The last scene in Tumhari Sulu sees Sulu’s new, on-the-move world inside of a car—her husband with their new tiffins business driving, her young son doing his homework in the back seat. In the fairytale, the world bends to accommodate genius. In Shakuntala (which is based on a real-life story), however, the mathematician tries and fails to do exactly this several times — when she takes her daughter along for her globetrotting math shows, the teenager soon turns against her mother and runs away. Even her very progressive Bengali husband (Jisshu) tells her she’s being a bad mother, in a fit of rage.

By the end of the film, this tension is never fully resolved, but Shakuntala’s daughter acknowledges that her mother was a force of nature, and largely misunderstood in her time. I never saw her like a woman, the daughter tells her, only like a mother. There is a ‘celebratory’ montage showing us Shakuntala’s flamboyant ways, on and off the stage.

For me, this is the biggest takeaway from Shakuntala Devi. For so much of Balan’s career, her character’s genius negotiated (often in vain) with patriarchy in different ways and in different settings, as we’ve seen. In Mission Mangal, we actually backslid a little, through that godawful scene where Balan’s character figures out a new formula for fuel efficiency while frying puris — genius not despite, but because of patriarchy, we are supposed to believe.
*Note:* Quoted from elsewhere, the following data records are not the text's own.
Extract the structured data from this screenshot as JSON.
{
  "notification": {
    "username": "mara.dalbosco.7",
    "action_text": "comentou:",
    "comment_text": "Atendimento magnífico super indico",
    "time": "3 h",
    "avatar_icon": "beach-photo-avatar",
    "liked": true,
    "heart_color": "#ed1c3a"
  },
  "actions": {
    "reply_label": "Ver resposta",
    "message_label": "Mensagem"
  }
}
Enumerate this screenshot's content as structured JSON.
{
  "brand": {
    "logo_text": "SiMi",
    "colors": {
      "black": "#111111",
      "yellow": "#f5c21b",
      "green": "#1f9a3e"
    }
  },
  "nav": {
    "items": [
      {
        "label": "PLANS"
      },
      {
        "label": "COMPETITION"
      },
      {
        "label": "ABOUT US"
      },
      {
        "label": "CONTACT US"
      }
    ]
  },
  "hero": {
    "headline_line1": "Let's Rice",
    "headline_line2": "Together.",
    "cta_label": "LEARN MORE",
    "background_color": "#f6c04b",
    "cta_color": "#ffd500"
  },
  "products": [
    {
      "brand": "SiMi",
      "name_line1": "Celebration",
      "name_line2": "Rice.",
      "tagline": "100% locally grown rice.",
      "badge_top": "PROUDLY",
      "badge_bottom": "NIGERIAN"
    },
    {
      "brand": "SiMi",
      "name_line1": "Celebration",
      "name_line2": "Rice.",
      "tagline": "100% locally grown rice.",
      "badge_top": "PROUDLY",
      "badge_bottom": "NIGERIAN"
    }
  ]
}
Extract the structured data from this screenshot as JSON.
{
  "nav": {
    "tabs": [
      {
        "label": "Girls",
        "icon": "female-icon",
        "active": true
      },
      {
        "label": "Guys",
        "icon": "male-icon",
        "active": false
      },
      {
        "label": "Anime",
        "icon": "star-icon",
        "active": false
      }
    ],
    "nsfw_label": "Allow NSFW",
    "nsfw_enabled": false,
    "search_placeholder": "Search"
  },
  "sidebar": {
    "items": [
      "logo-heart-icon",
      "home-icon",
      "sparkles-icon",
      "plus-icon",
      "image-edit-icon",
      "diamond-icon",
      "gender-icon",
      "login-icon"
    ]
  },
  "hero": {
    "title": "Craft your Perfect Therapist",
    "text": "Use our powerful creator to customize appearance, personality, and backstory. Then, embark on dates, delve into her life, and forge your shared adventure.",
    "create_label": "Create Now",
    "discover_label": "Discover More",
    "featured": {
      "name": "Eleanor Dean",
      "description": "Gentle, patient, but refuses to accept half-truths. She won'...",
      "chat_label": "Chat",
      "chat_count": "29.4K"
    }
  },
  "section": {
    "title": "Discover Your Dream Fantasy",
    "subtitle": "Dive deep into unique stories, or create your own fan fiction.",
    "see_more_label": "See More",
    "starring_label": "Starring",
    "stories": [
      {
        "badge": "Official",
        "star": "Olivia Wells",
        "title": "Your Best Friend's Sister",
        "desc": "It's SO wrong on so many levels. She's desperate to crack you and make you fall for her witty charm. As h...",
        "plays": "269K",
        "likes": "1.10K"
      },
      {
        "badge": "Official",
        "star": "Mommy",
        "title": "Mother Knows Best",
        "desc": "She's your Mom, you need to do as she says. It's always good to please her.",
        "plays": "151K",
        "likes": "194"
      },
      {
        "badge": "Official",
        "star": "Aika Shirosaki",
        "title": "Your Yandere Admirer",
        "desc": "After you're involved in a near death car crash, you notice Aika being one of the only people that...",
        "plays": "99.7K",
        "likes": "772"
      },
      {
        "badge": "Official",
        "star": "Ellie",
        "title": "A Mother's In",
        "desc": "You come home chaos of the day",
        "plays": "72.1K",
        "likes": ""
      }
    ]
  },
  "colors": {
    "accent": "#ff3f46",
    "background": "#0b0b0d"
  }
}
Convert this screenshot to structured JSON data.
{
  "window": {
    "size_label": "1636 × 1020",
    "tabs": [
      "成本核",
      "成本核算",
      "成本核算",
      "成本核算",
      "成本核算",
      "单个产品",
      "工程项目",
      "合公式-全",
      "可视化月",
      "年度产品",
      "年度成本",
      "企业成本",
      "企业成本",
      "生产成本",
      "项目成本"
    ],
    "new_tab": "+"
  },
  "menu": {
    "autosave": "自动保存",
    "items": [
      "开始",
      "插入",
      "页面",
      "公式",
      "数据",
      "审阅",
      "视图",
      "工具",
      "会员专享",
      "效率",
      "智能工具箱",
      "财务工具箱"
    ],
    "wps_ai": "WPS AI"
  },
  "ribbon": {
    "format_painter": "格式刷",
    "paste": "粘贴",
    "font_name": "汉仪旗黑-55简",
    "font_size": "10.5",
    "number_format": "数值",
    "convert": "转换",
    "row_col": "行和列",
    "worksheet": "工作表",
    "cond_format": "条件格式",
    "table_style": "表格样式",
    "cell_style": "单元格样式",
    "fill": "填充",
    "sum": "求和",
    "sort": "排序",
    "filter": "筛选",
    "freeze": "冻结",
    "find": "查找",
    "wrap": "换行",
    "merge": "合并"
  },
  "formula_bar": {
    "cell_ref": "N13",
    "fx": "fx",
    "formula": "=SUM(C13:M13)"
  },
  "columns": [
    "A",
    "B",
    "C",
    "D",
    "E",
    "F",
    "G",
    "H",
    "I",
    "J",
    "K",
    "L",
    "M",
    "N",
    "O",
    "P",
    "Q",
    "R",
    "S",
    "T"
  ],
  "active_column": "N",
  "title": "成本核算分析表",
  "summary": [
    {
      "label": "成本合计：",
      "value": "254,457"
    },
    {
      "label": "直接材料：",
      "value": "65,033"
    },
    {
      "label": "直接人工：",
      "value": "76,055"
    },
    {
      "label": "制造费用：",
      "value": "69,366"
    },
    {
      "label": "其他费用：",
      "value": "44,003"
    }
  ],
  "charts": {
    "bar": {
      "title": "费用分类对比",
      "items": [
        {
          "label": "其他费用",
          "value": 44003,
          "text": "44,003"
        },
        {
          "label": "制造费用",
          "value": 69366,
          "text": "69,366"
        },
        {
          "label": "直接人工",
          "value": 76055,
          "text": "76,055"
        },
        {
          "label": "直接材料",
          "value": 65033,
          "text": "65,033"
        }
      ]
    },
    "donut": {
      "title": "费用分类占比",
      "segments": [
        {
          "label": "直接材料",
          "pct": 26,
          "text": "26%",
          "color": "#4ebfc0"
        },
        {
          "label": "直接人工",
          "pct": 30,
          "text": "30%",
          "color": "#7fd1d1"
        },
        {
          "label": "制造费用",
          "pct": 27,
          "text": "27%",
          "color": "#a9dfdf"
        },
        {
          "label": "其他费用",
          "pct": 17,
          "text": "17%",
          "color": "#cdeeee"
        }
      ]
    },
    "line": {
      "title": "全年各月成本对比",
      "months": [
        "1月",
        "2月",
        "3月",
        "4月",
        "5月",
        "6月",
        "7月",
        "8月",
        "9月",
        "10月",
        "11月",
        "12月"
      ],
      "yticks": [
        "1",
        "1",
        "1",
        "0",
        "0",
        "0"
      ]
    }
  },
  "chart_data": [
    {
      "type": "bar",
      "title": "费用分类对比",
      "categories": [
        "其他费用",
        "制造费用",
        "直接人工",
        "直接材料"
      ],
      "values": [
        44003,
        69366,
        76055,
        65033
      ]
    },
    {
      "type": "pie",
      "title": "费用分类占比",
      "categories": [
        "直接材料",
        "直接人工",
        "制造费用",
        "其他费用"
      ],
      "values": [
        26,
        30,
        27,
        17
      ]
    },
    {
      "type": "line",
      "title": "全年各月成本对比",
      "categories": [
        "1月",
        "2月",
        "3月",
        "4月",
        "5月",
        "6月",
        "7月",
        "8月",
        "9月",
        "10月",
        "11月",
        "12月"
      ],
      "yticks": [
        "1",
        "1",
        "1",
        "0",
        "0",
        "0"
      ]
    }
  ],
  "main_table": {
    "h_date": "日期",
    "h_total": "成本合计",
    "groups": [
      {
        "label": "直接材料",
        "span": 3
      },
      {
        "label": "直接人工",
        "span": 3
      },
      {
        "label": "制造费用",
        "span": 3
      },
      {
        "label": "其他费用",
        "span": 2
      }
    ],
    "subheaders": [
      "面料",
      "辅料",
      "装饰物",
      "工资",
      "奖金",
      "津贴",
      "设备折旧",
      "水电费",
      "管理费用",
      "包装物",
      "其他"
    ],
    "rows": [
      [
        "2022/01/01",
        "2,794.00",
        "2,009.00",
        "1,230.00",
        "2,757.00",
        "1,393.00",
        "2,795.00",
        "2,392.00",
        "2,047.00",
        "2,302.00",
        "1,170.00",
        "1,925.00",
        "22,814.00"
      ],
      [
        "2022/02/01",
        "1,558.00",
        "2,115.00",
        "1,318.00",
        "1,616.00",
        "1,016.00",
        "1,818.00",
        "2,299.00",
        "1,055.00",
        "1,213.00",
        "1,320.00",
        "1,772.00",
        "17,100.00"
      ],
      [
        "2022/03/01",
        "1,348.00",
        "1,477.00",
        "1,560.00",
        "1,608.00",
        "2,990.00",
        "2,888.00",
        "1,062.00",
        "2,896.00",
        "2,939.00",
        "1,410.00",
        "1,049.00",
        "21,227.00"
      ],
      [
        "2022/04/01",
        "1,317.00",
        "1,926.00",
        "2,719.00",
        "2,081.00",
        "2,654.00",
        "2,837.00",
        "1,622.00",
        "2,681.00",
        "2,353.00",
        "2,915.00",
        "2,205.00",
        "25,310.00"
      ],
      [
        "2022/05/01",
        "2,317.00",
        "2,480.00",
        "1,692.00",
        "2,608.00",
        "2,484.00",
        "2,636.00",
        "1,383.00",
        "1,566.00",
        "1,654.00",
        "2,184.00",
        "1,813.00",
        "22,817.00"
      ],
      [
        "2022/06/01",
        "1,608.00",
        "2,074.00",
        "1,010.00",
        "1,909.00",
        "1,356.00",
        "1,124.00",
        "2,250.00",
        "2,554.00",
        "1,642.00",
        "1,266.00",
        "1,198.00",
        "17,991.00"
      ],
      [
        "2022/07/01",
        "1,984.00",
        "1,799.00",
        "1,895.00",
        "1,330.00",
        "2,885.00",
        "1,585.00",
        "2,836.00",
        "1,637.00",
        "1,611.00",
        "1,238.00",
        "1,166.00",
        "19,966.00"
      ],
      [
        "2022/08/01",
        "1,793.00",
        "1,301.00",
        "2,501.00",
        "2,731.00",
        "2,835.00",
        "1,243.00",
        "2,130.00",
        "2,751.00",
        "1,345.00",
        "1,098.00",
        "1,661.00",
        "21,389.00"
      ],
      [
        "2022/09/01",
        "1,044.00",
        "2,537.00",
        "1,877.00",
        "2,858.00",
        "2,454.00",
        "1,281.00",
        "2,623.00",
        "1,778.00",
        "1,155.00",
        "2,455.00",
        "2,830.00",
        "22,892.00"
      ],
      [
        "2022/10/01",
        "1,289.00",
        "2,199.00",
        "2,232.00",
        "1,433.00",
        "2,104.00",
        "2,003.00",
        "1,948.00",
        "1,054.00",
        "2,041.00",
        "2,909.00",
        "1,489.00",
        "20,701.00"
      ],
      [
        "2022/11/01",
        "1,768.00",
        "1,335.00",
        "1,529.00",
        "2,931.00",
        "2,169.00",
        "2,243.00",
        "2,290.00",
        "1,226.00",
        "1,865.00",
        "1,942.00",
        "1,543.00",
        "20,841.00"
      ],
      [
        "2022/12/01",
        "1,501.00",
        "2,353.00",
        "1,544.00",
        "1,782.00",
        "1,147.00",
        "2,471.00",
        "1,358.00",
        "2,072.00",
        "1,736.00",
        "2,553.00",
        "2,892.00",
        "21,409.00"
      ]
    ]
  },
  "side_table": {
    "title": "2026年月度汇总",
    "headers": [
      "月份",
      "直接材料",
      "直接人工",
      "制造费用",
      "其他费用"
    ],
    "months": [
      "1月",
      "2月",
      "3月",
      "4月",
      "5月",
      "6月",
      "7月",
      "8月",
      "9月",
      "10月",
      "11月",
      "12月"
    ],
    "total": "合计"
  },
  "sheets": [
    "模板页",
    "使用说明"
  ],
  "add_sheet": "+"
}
Shakuntala Devi, however, never loses, as Balan reminds us during the film’s climax. She’s an in-your-face genius; her triumphs are unabashedly loud and in-your-face — no quarter given. No surprises, then, that Shakuntala Devi feels like a watershed moment. This is arguably the most gifted actress working in mainstream Bollywood right now, and Shakuntala Devi is her finest role till date.